Officials at B.C.'s Whistler-Blackcomb resort announced changes on Friday they hope will keep skiers and snowboarders away from out of bounds areas that may be at risk for avalanches.

The resort is adopting "a zero-tolerance" policy for anyone found in areas that have been blocked off to the public. The policy was put in place after two people died in avalanches that struck ski hills at the resort this week.

The men were killed on two separate runs, both of which were off limits because of avalanche threats.

The body of a 37-year-old Whistler man was found Thursday on Blackcomb Mountain on a ski run called Spanky's Ladder. An avalanche occurred there on Wednesday and a search was called after the skier was reported missing.

The second fatality occurred a few hours later on Whistler Mountain after an avalanche hit a ski course called Hidden Chute. RCMP said the victim was a 26-year-old man from outside B.C.

Resort senior vice-president of operations Doug Forseth told The Canadian Press that he and his staff can't build a "Berlin Wall" to keep the public away from risky locations. But he said the mountain will pull the lift passes of anyone found in restricted areas.

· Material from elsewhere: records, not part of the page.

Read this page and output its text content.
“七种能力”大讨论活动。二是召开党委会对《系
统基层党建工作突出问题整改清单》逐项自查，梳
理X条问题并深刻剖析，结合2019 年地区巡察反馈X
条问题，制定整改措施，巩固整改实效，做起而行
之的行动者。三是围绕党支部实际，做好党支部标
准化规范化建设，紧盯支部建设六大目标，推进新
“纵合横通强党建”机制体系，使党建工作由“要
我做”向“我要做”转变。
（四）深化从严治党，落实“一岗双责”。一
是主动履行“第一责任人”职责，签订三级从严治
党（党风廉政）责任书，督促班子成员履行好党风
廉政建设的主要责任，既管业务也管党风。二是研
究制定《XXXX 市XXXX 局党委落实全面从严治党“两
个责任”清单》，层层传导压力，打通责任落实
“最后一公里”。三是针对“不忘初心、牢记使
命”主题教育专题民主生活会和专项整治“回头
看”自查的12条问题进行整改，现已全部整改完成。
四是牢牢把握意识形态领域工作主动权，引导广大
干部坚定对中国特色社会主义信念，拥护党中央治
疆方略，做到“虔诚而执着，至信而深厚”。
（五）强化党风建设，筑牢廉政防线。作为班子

The resort has also suspended the sale of backcountry passes into neighbouring Garibaldi Provincial Park because of unstable avalanche conditions there.

Avalanche accidents 'preventable'

Whistler Mayor Ken Melamed told CTV's Canada AM on Friday the skiers who died this week were in areas that were clearly marked as at risk for avalanches. He said there was ample signage making them aware of the sections that were off limits.

"In these cases, both areas were areas where during normal operating times they would have been in bounds. But the boundaries were adjusted and clearly marked in these cases," Melamed said.

"Unfortunately, in this case, despite their best efforts to warn skiers of the hazard -- and mark the terrain -- this still happened ... Hopefully, this sends a strong message to those who are thinking of leaving the boundaries."

Officials at the mountain have been advising skiers that the avalanche risk is high and have marked some ski courses as out of bounds.

John Kelly of the Canadian Avalanche Centre told CTV Newsnet that many avalanche accidents are preventable.

"People need to be on top of current avalanche information," Kelly said.

He said that skiers and snowmobilers in backcountry areas should be prepared with proper rescue gear and take a training course on how to survive an avalanche.

"With these things under their belt most people will be able to safely use the backcountry areas," Kelly said.

CTV British Columbia's Sarah Galashan told Canada AM that one of the men appeared to have been prepared for the risks of an avalanche. The victim of the Whistler Mountain avalanche was carrying an emergency beacon that helps search and rescue crews track people who may be buried in snow.

RCMP Sgt. Steve LeClair told CTV Newsnet that the names of the victims have not yet been released. He added he doesn't want to see any more tragedies and that people who want to enjoy the mountains need to use good sense.

"Eventually, this danger will lessen and people can go and enjoy the backcountry. But right now, for your own safety, stay within the boundaries," he said.

Galashan said Whistler Mountain staff will inspect on Friday to the site of a third avalanche that also occurred within the last 48 hours. That one happened in an area that was not off limits, but no one is believed to have been injured in that incident.

Avalanche warnings have been in place throughout much of southern B.C. in recent weeks.

Eight men were killed on Sunday when they were struck by a series of avalanches while snowmobiling near Fernie, B.C.